Advocacy is part of that leadership. Investing time and money to protect private property rights, promote fair housing, and help shape sound public policy is not self-promotion. It’s stewardship.

That commitment to education, leadership, and advocacy is core to my work as a local REALTOR® with leadership and advocacy experience.

REALTOR® Association Volunteer Experience

That work often happens quietly. It rarely comes with trophies. But it strengthens the systems that consumers rely on and protects them in ways they may never see, but absolutely benefit from.

Why Traditional Awards Miss the Mark

Broker and franchise awards are not inherently wrong. They are simply limited.

Most rely on the lowest common denominator because it’s easy. Numbers are simple. They require little creativity or nuance. But ease should not be confused with excellence.

When recognition focuses only on production, it reinforces the idea that one dimension is enough.

It is not.

The most trusted professionals are rarely one-dimensional. They lead. They serve. They advocate. They educate. They show up when situations are uncomfortable, not just when they are celebratory.

What Clients Should Actually Be Looking For

Consumers deserve more than a scoreboard. They deserve a professional who isn’t defined by a single metric. Someone whose experience extends beyond closing transactions. Someone who has invested in education, served in leadership roles, and understands how decisions ripple beyond the closing table.
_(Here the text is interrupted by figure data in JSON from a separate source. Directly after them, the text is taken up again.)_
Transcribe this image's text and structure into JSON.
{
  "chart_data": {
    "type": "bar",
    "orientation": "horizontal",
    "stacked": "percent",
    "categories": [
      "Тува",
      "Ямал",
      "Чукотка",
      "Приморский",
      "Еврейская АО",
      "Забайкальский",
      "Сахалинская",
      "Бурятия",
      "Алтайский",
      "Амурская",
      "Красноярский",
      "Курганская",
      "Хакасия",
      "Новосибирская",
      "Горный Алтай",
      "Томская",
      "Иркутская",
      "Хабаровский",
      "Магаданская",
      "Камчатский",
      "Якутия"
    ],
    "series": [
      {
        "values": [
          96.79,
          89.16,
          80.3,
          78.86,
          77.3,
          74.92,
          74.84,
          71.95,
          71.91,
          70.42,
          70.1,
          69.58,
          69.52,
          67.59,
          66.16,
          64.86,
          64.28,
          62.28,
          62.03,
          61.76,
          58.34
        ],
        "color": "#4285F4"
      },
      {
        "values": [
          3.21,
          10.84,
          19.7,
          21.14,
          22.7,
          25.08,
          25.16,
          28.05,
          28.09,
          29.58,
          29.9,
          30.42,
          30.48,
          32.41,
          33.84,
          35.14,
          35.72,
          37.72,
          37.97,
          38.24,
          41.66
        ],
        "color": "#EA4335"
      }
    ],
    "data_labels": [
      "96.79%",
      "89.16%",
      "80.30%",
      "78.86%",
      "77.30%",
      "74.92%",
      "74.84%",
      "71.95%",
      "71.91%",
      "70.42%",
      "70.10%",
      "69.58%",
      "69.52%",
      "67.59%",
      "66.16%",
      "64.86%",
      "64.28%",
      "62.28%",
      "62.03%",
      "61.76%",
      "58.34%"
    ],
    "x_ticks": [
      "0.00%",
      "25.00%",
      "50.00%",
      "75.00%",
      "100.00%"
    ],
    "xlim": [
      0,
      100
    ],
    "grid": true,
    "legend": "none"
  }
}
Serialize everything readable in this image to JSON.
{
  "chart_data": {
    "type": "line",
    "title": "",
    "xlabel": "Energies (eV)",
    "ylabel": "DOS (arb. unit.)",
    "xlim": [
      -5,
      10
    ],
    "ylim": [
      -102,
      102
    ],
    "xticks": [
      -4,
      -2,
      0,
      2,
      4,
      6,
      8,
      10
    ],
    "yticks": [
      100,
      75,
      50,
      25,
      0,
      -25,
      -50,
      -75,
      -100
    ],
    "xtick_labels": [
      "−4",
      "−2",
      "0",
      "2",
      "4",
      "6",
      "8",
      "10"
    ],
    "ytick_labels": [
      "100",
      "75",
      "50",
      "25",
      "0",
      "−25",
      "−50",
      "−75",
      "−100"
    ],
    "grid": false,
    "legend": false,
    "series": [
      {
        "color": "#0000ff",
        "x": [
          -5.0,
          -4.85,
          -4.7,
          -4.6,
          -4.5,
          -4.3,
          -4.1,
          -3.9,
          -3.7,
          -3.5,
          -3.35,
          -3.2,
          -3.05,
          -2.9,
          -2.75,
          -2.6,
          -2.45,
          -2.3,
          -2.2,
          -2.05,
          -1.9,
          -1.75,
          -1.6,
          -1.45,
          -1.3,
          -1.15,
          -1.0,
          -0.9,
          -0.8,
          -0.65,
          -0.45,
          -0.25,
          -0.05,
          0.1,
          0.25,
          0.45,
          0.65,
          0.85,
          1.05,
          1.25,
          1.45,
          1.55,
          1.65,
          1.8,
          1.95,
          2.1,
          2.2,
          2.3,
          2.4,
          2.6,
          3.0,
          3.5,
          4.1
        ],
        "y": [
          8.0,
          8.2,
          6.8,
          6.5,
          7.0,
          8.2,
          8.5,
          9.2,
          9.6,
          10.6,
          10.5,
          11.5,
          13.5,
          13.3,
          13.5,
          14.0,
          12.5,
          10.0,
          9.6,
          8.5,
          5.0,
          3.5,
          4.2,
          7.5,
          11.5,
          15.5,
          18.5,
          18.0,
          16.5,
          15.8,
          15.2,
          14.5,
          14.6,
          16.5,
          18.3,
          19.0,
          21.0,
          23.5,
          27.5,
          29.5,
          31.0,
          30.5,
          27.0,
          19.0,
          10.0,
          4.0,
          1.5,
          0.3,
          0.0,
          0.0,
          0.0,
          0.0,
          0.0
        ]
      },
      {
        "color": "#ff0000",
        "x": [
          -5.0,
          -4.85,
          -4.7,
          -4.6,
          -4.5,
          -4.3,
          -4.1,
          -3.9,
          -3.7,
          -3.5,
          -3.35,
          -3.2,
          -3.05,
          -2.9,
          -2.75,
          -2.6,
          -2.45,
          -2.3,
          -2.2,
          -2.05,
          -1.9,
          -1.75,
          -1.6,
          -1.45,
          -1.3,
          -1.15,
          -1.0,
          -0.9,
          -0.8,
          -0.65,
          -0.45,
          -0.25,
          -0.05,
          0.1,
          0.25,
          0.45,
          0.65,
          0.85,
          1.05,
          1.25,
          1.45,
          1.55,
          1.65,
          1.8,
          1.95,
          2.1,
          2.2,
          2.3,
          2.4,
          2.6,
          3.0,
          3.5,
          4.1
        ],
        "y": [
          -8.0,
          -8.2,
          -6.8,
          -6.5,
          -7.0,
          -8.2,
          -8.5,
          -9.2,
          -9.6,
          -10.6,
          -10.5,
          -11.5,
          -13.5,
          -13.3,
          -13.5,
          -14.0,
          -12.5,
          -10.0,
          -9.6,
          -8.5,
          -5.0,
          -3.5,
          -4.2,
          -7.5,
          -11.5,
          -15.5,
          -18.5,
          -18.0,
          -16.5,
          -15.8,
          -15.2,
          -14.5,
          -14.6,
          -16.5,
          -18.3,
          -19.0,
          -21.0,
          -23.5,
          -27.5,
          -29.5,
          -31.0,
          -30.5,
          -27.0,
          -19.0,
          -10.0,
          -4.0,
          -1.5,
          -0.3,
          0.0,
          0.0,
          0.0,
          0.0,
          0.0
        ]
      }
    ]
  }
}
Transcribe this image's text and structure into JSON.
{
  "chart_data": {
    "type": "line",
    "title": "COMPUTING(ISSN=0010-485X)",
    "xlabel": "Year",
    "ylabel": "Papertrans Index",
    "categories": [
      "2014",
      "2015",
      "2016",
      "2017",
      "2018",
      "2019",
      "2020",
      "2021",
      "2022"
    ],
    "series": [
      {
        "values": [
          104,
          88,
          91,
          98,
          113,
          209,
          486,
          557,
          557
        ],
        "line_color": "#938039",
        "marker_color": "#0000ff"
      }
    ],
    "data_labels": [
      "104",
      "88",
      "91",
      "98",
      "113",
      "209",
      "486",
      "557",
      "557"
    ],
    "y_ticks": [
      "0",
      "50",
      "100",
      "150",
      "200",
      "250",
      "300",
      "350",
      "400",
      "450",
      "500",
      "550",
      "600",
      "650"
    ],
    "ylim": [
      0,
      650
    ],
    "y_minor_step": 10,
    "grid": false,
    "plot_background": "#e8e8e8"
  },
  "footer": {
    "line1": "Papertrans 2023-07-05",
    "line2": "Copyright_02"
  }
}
The better question is not how many homes an agent sold last year. The better question is how they show up when it matters, who they answer to, and what they invest in beyond themselves.

If you’re trying to make sense of how to evaluate that in real life, I’ve laid out a step-by-step guide to choosing the right REALTOR® that walks through what to look for and why it matters. You can read it here: Navigating the Real Estate Maze: Your Roadmap to Choosing the Right REALTOR®.

How to Choose the Right Real Estate Agent in Shawnee, OK | Seller’s Guide

I encourage sellers to ask deeper questions when hiring a REALTOR®. Questions that reveal how an agent thinks, leads, and protects clients when the process gets complicated.

Interview Questions

 

Choosing a Different Measure

I’m not interested in competing on volume alone. I’m interested in earning trust, protecting people, and contributing to a system that works better for homeowners and communities.

That is how I measure success. Not by transactions tallied, but by relationships sustained, leadership demonstrated, and responsibility taken seriously.

If that resonates with you, then we are probably aligned.